Federal agencies, and the state and local governments they fund, can keep core programs and services running during funding gaps because prior-year funding continues in 14‑day increments, reducing immediate service disruptions and furloughs.
Mandatory entitlement and nutrition programs (e.g., SNAP) continue at levels needed to maintain current-law benefits during a lapse, ensuring low-income individuals and families keep critical food and benefit support.
Limits on large initial disbursements, constrained transfer authority, and a requirement that agencies take only minimal actions (and not restart activities Congress withheld) help preserve congressional funding prerogatives and reduce the risk that agencies preempt final appropriations.
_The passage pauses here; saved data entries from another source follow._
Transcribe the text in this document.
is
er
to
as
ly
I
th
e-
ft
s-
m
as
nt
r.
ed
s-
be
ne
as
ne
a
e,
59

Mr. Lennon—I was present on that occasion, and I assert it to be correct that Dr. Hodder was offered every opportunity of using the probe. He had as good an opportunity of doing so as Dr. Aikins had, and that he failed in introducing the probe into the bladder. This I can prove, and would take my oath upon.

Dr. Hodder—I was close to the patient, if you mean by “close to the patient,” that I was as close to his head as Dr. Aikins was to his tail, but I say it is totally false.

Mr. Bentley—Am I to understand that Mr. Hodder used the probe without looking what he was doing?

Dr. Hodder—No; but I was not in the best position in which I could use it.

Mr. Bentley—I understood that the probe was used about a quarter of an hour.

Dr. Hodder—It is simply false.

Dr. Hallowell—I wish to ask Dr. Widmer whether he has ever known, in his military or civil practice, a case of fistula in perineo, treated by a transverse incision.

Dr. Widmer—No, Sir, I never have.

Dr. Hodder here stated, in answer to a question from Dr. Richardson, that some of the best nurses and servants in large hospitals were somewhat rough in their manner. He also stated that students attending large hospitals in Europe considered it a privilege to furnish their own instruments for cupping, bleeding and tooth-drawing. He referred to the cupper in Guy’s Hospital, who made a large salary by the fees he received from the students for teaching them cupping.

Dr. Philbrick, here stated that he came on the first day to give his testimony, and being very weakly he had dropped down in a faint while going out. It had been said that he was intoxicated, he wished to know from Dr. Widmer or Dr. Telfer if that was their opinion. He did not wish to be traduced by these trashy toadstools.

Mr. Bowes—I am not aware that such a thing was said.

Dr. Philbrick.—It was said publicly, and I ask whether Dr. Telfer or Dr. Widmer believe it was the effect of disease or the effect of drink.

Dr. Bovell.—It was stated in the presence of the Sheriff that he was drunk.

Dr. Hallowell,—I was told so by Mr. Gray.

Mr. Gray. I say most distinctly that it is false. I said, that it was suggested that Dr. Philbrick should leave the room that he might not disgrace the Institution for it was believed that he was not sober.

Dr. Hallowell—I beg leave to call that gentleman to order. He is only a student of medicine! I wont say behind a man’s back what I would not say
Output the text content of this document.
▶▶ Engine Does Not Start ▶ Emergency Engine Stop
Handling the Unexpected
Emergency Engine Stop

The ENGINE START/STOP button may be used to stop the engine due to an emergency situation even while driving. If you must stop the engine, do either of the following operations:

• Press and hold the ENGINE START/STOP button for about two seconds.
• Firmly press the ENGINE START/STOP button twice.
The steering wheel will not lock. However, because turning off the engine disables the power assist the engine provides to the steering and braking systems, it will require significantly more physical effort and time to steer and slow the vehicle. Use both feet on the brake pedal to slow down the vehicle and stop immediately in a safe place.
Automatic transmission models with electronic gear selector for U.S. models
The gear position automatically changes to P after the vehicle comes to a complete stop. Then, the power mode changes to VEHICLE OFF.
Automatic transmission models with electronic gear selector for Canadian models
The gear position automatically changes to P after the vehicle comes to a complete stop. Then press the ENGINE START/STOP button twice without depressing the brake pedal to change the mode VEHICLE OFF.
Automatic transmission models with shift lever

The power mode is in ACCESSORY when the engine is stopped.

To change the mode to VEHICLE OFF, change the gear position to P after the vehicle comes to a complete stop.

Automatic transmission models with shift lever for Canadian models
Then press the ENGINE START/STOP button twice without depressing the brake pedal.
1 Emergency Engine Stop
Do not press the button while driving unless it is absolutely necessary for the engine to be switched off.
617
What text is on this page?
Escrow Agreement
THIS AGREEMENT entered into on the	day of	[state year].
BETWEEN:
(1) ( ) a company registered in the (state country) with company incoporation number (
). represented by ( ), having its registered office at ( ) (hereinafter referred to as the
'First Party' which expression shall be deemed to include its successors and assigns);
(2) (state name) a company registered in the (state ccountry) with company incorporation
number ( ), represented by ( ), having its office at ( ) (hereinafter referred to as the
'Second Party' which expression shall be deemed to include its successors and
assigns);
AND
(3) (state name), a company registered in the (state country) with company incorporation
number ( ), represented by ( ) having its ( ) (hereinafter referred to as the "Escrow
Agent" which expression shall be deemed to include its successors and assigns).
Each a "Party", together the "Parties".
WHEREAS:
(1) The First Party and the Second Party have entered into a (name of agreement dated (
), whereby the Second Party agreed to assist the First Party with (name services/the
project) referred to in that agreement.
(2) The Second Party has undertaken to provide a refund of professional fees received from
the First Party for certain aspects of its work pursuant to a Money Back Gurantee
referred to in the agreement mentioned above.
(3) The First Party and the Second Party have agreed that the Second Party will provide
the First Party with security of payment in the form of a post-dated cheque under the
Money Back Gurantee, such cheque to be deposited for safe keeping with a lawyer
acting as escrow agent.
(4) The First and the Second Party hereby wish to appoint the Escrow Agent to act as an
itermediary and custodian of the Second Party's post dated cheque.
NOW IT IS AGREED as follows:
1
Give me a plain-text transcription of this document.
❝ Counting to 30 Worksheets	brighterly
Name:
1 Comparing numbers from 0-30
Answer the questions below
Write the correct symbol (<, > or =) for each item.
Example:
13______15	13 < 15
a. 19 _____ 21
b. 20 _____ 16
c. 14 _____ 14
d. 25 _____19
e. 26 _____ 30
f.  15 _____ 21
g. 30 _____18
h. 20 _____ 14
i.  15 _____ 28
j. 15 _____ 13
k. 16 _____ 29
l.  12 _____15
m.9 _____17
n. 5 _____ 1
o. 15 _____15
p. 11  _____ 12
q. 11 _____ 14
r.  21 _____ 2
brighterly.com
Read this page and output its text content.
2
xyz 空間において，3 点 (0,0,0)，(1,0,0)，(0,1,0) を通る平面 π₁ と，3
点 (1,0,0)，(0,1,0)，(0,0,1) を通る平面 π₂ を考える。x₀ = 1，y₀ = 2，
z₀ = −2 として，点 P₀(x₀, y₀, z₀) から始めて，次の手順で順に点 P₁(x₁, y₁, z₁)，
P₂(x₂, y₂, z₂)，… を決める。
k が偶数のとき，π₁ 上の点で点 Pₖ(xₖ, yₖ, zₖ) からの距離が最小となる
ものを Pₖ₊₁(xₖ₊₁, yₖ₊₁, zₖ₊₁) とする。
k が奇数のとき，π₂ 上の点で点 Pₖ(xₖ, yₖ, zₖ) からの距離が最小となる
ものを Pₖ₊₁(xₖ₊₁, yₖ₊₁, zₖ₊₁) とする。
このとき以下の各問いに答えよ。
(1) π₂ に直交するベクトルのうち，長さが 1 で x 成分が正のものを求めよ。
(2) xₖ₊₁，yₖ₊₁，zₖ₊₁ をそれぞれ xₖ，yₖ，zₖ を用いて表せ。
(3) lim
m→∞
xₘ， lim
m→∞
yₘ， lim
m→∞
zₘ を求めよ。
Automatic continuing appropriations reduce the immediate pressure on Congress to pass regular appropriations, which could prolong funding lapses or make shutdowns more frequent or drawn out.
Expenditures made under this authority may be charged to later-enacted appropriations, meaning taxpayers could ultimately pay for costs incurred during lapses and complicating year-end accounting.
Treating these amounts as discretionary could worsen near-term deficit totals or trigger budget enforcement mechanisms, affecting fiscal policy choices and possibly prompting cuts or offsets elsewhere.
Based on analysis of 4 sections of legislative text.
Provides automatic, short-term continuing appropriations (14-day renewable blocks) to keep prior-year funded programs running during funding lapses, with limits and exclusions.
Official title: Eliminate Shutdowns Act
Introduced September 15, 2025 by Ron Johnson · Last progress September 15, 2025
Creates an automatic short-term continuing appropriation that keeps federal programs, projects, and activities funded at prior-year rates when Congress fails to pass new appropriations, using initial 14-calendar-day funding blocks that automatically renew while a lapse continues. The measure sets limits and guardrails — including exclusions where other law forbids continuation, caps on intra-agency transfers, rules to avoid large one-time disbursements, and special handling for mandatory entitlements and nutrition programs — and requires budget scoring rules to treat these funds for baseline and enforcement purposes. The automatic authority takes effect September 30, 2025, and is designed to prevent shutdowns by sustaining operations temporarily under the same authorities and conditions as the previous year, while preserving congressional control over new policy starts and funding decisions once appropriations are enacted.